Summary: Develop an open-source approach to finding Swagger and OpenAPI definitions on the open web, crawling web pages looking for API definitions, validating them, and them consuming and indexing them as part of an ongoing search. Providing a simple way that developers can find APIs that exist by finding documentation, repositories, and other common aspects of running an API.
Skills: Knowledge of the web, and how to crawl web pages, follow URLs, or utilize an existing solution like Common Crawl.
Expected Outcomes: Provide a simple open-source API that abstracts away the complexity of searching the web for specific terms, helping identify APIs in a sea of web pages. Providing a simple interface that will set in motion an asynchronous searching of the web or corpus of web content looking for APIs. Allowing users to initiate a search, but then return regularly to see the results of the search over time, building up results, but then aggregating them for each pulling via simple API.
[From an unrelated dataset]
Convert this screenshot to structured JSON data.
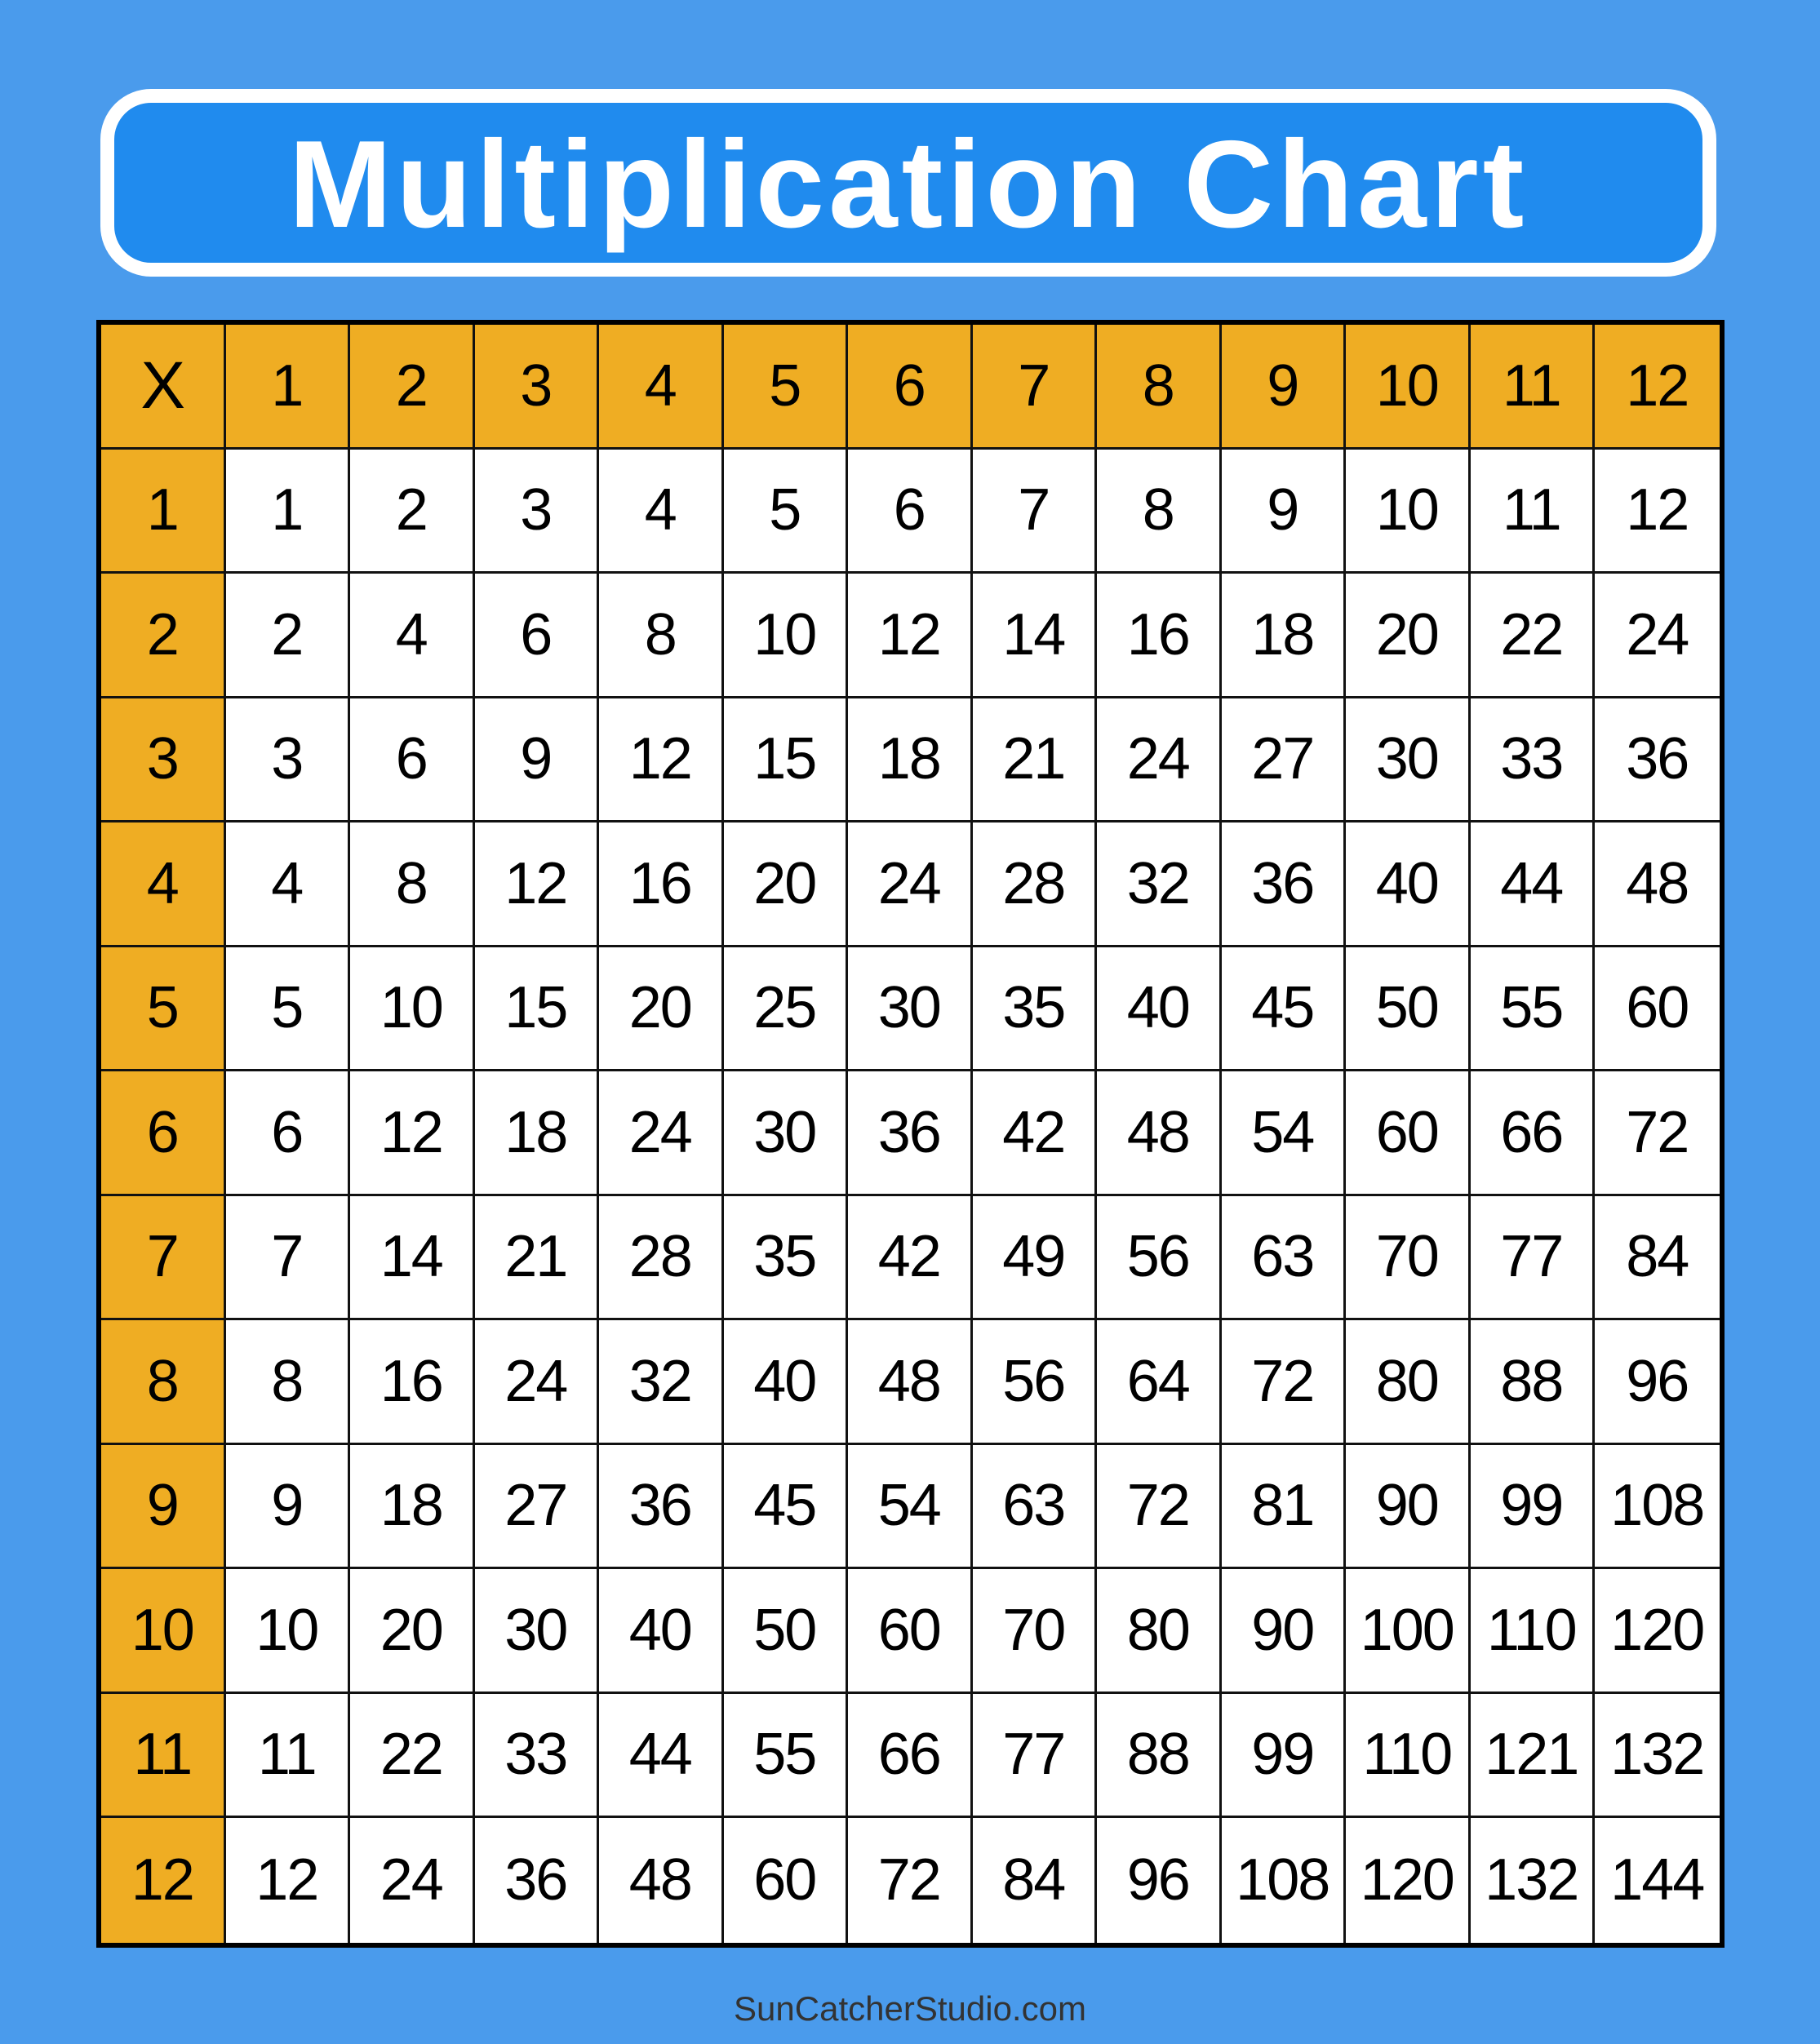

I have some doubts related to that actually not only me there are a couple of people who have the same or somewhat similar doubts.
Here I’m quoting two threads from the project GitHub description page.
I am comparing this with API Marketplaces, the proposed solution aims to help developers find APIs that may not be available on existing API marketplaces like RapidAPI by crawling the web and looking for Swagger and OpenAPI definitions, indexing them, and providing access through a simple API interface. This can make it easier for developers to discover and use APIs that are not part of any marketplace and could be relevant for their specific use case.
The idea of crawling the web to find all the Swagger and OpenAPI definitions out there sounds like a Herculean task. Can you tell me more about how can we plan on making it happen? Are we talking about building an army of web crawlers independently or do you have something else in mind?
Nevertheless Exciting stuff!
There are 2 ways to get OpenAPI definitions from Open Web
Crawling the web using through different self-made crawlers (spiders)
Using Common Crawl dataset (Common Crawl update its dataset every month)
For both the approach we are required to define a list of sites [eg. apis.guru, github.com , and other sites where there is possibility of getting OpenAPI definitions].
Although we can use whole CommonCrawl dataset to look for OpenAPI definitions [without defining a list of sites], but this dataset is huge(around 300TB) and scraping OpenAPI definitions from this dataset and storing them for building a search engine will be very much computationally expensive imo.
Is there any workaround for this?
If I got it right the assignment asked us to find swaggers and open API definitions and list them on a frontend web application. Does that application work like a search engine for swaggers and open API definitions?
Can you please help us to resolve those doubts cause the proposal submission date get closer day by day and I have to prepare for that in advance.